Hundreds of Asda workers in Scotland are to be hit by wage cuts after the supermarket giant announced a raft of changes.
Around 520 hourly paid workers and 24 managers across two dozen stores across Scotland will be affected after the company announced that night managers jobs were under threat and night workers would be moved to lower-paid daytime roles.
In addition, in-store Post Office shops are being cut by 25% while seven in-store pharmacies are set to close.
While pharmacy closures are not understood to be affecting any stores in Scotland, four stores in the country will see changes to the Post Office.
GMB Scotland organiser Robert Deavy said that the news, which was first announced on Thursday came as a “bombshell”.
He said: “The biggest impact will be twilight changes, the majority of members if not all are full time and start between 9pm and 10pm for nine to ten hours, and will see their hours cut up to around 20 to 25 hours per week.
“The financial implications will see the night shift allowance, of around £150 per week, cut meaning members will be down £400 to £600 a month in the middle of the cost of living crisis.
“They are the lowest paid workers of the big six supermarkets. 18 months ago, they were being called heroes, it is not acceptable.”
Consultations regarding the changes with Asda colleagues began last week and are expected to last for 45 days.
Mr Deavy added: “Our members are already under great stress and pressure.

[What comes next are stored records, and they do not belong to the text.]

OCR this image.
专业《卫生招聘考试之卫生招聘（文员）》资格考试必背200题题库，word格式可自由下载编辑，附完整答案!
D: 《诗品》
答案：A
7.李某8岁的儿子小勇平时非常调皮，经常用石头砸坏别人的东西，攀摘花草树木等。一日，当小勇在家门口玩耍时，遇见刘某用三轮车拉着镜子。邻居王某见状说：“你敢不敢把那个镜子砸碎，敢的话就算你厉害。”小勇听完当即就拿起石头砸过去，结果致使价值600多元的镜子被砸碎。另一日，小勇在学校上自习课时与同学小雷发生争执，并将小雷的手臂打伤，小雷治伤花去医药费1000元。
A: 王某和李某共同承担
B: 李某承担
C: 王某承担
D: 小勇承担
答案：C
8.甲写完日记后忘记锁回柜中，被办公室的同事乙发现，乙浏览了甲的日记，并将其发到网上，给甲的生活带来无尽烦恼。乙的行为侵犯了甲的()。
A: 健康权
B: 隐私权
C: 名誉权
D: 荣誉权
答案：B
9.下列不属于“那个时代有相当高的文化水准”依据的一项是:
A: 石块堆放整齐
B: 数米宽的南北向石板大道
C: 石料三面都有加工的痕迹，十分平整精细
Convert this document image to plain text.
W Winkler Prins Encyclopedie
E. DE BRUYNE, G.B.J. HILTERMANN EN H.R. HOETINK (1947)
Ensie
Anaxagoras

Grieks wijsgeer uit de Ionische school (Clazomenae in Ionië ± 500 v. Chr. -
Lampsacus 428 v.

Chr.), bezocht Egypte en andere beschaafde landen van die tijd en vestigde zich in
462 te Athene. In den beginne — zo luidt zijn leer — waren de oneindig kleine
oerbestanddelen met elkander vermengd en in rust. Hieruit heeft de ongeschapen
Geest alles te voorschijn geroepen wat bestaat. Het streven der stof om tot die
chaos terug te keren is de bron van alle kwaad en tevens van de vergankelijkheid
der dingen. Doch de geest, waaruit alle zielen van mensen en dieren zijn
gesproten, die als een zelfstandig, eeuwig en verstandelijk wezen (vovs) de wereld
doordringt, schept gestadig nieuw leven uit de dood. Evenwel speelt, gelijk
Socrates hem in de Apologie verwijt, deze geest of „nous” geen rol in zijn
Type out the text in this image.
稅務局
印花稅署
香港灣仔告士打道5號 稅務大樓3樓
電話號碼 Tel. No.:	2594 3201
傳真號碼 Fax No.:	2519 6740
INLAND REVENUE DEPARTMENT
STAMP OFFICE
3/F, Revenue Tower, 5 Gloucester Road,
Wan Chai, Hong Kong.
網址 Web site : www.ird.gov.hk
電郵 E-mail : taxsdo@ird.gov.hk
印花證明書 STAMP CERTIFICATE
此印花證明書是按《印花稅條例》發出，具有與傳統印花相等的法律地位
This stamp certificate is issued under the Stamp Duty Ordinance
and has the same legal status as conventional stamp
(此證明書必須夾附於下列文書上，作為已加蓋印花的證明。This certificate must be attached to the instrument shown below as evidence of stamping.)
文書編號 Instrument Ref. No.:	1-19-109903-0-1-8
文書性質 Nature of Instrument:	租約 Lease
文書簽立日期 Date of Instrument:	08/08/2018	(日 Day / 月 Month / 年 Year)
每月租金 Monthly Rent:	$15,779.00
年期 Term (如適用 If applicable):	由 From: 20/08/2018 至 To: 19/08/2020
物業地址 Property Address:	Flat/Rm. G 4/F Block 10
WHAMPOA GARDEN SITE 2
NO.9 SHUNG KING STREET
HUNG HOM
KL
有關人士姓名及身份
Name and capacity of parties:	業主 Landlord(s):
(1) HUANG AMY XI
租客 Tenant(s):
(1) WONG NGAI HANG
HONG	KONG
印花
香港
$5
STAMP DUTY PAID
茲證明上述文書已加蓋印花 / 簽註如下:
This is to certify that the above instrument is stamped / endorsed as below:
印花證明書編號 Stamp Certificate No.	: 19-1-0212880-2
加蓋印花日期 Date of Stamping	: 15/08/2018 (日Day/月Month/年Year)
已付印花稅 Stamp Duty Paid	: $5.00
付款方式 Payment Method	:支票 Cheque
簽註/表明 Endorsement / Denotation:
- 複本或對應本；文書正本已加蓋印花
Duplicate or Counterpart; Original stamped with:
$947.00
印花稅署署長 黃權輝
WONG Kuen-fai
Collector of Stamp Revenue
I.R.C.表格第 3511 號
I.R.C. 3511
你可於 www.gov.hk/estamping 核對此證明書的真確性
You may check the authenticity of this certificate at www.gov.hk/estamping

We did a survey which showed that some of our members are using foodbanks or are having to borrow money from family, friends and even payday lenders.
“Asda are aware of the issues and GMB Scotland have set up food kitchens where we are buying food because we have been told that workers are going into their shifts hungry as they are prioritising children or just don’t have the money.
“Everything has risen in price but Asda wages have not gone up and GMB are utterly opposed to the changes.
“These colleagues are working in shops where food which goes unsold is being thrown away every day.”
A recent survey of GMB Scotland members showed that 10% of those surveyed had resorted to using foodbanks while 60% had borrowed money from family or friends to get by.
A further 15% said that they had borrowed money from payday lenders to make ends meet.
An overwhelming majority of 97% of members surveyed said that they were worried about the rise of energy costs and 94% responded that they did not feel valued as a key worker.
Some members (5%) admitted that they had to take time off work because they could not afford travel costs and 62% said that the cost of living had impacted their mental health.
Last week, Asda’s retail director Ken Towle said the business recognised it would be a “difficult time” for the staff affected as it entered into consultation with them.
Mr Towle said: “The retail sector is evolving at pace and it is vital we review changing customer preferences, along with our own ways of working, to ensure we are operating as efficiently as possible, so that we can continue to invest and grow our business.
“We are now entering a period of consultation with our colleagues on these proposals.
“We recognise this will be a difficult time for them and will do all we can to support them through this process.”
Asda has been contacted for comment.